E se fizéssemos umas costeletas de borrego panadas com farinha de castanha? Ou uma mousse com cogumelos shitake? Ou então um pudim com boletos? Descobrir sabores do Alto Alentejo e misturar produtos que à primeira vista parecem não ter a ver uns com os outros foi o desafio lançado a vários chefs portugueses pela Terrius, empresa que tem vindo a recuperar produtos que estavam ameaçados, e pela Ader-Al, Associação para o Desenvolvimento em Espaço Rural do Norte Alentejo.

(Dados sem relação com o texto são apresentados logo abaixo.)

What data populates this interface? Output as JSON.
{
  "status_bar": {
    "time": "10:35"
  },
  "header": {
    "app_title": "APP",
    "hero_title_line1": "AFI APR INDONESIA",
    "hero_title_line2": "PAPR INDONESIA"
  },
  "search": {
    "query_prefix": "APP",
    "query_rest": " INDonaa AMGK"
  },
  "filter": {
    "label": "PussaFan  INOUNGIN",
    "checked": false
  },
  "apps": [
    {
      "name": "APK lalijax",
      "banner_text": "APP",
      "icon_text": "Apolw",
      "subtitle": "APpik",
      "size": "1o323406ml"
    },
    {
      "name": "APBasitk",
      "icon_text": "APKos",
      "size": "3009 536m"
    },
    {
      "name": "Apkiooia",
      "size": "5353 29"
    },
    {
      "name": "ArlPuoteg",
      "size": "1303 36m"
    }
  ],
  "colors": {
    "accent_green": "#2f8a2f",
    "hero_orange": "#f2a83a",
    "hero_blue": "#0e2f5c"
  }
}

O resultado é o livro de receitas Sabores do Alto Alentejo na sua Cozinha (em português e inglês) disponível em ebook e pdf no site da Terrius.
“Embora a farinha seja algo que há muito tempo não se fazia, tanto ela como as costeletas de borrego são dois produtos tradicionais daquela região e que deram um casamento perfeito”, conta, entusiasmada, Rita Beltrão Martins, da Terrius. Essa receita, que está no livro, foi uma das criadas nos workshops organizados no âmbito deste projecto e que reuniram, entre outros, chefs como Miguel Laffan do L’AND Vineyards, em Montemor, Pedro Mendes, do Marmòris, em Vila Viçosa, António Nobre, dos Hotéis M’AR de AR, em Évora, Renato e Dalila Cunha, do Ferrugem, em Famalicão, Leonel Pereira, do São Gabriel, Almancil, ou Henrique Mouro.
A ideia partiu da Terrius e entusiasmou a Ader-Al. O objectivo era chegar a cozinheiros e a responsáveis pela área de alimentação nos hotéis e restaurantes para, através deles, chegar ao consumidor final e dar-lhe a conhecer os produtos. “São produtos pouco usados”, explica Rita. “Alguns até são conhecidos, mas acabam por ser pouco utilizados. Há o problemas dos preços, as dificuldades de transporte…”.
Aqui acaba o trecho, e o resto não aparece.